DOIS:

— Mãe! O que faz aqui? — perguntei, pálida, e fui até Rodrigo, que tentava impedir a mulher de invadir o quarto.

— O que eu faço aqui? É você quem deve responder essa maldita pergunta, Marissol! — ela disse em tom irônico e tomei um susto quando a ouvi esmurrando a porta. — Anda, Rodrigo, me deixe entrar ou vou derrubar esse lugar!

Minhas pernas bambearam e precisei me apoiar na parede para não cair. Todos os meus pesadelos estavam se tornando realidade e eu desejei com todas as forças sumir daquele lugar antes que minha mãe me matasse.

— Fica calma, Eva — pediu Rodrigo, mas ele mesmo parecia impaciente.

— Calma? — Mamãe riu com sarcasmo e tentou se espreitar pela fresta da porta por onde meu namorado falava com ela. Ele, porém, a afastou, se mostrando resoluto em não a deixar chegar até mim. — Você trouxe uma menor de idade para um motel! Tem noção disso? Eu deveria chamar a polícia, seu imbecil.

“Aquilo não podia estar acontecendo!”

— Rodrigo, deixa ela entrar, pelo amor de Deus — implorei, pois, mamãe não brincava em suas ameaças.

— Eva, não precisa de tudo isso. Ela é minha namorada, nós nos gostamos.

— Cala a sua boca, moleque — minha mãe o interrompeu em fúria — Acha que não conheço o seu tipo? Paga de santo, mas não passa de um libertino. Aposto que seduziu a tonta da minha filha! Eu vim levá-la embora!

— Ah! Dá um desconto, Eva — meu namorado manteve seu deboche. — Somos dois jovens aproveitando o melhor dessa vida. Você sabe como é.

— Aproveitando o melhor dessa vida? — mamãe explodiu e em seguida se lançou contra a porta. — Pois você vai aproveitar sua vida com qualquer outra, menos com a Marissol. Se encostar mais um dedo sujo nela, vai passar seus próximos anos atrás das grades!

Rodrigo usou sua força para fechar a porta de vez, enquanto minha mãe fazia um escândalo, xingando todos os palavrões possíveis.

— Tudo bem! Se é assim que quer, vou chamar a polícia — ela o ameaçou de novo e eu fiquei mais desesperada.

— Preciso ir com ela, Rodrigo — sussurrei com a voz falha e quando ameacei tocar na maçaneta, ele segurou meu braço e me empurrou para trás com força. — O que você está fazendo?

— Você não vai a lugar algum, está me ouvindo? — Apontou o indicador para o meu rosto.

— Rodrigo, não torne as coisas ainda piores. Ela não vai me deixar ficar aqui.

— Quer um lugar decente para dormir comigo? Então é isso que vou te dar. Vamos sair daqui!

Ele foi rápido até a cama, vestiu sua camisa, pegou minha bolsa, veio até mim e começou a me arrastar em direção a janela.

“O que ele estava planejando?”

— Será a noite mais animada das nossas vidas!

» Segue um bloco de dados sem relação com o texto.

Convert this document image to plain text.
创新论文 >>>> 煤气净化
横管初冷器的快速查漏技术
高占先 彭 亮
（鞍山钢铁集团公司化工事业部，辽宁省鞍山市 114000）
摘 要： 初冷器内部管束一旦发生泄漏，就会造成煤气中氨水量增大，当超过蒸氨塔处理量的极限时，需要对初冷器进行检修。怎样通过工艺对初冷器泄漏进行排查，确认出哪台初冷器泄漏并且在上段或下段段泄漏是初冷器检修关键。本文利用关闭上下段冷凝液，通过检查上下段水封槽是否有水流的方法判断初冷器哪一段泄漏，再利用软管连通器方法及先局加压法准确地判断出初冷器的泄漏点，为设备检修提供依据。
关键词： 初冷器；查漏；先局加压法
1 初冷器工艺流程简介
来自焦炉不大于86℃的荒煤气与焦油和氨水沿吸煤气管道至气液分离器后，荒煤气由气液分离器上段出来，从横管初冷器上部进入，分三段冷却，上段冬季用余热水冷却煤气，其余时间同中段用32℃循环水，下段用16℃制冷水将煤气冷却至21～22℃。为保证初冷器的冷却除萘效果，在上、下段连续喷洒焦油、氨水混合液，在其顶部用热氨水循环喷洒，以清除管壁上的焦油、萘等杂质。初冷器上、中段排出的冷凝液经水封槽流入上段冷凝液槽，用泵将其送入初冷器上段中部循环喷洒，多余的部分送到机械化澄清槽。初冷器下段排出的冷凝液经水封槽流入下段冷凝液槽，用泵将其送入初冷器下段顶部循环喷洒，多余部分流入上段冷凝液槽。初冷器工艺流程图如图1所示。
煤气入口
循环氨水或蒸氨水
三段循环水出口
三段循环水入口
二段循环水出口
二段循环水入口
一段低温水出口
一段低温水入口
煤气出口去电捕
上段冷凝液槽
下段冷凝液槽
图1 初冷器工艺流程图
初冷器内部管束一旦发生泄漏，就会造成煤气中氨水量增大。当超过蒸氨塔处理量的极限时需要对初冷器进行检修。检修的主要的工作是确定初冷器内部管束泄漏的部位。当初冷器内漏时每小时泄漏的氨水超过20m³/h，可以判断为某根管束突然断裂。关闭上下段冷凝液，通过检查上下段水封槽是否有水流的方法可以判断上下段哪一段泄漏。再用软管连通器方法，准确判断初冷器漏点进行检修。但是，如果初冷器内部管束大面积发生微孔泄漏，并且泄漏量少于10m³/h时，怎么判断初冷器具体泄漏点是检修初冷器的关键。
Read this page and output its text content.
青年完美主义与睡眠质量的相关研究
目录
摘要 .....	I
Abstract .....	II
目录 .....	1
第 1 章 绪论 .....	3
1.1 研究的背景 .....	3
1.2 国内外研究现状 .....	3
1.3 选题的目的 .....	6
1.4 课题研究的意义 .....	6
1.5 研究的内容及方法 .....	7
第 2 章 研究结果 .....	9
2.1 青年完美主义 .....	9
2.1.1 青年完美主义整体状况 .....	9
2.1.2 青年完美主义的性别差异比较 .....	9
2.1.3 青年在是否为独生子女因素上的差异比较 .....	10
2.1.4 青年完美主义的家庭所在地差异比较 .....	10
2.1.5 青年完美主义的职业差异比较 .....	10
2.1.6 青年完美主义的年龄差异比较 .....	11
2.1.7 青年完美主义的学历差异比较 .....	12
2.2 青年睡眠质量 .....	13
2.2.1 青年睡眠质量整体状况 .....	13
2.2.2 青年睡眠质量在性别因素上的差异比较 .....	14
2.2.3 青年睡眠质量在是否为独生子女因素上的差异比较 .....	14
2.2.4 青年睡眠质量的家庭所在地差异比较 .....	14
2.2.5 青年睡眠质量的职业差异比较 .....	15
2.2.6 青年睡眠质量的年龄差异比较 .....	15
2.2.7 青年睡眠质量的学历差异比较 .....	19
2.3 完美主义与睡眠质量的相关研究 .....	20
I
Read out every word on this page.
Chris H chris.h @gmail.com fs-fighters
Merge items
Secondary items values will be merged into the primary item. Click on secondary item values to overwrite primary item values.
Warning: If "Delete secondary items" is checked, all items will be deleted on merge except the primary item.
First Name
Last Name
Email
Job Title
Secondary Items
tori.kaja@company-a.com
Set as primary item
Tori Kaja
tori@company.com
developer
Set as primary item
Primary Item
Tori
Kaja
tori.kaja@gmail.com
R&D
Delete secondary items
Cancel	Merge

Neguei com veemência, tentando me soltar do aperto dele.

— Qual o seu problema? Eu quero ir embora! Me larga!

Ele parou de andar e me olhou de um jeito muito estranho. Senti medo.

— Pensei que você me amasse. Por acaso, mentiu para mim?

— Pare com isso — implorei, me alarmando ainda mais quando percebi que de repente tudo ficou quieto do lado de fora. — Minha mãe não está brincando.

— Ela não nos entende, princesa. — Beijou minha boca várias vezes. — Nós precisamos ficar juntos.

— Não quero desse jeito! — Tentei me afastar a todo custo. — Me solta agora, Rodrigo!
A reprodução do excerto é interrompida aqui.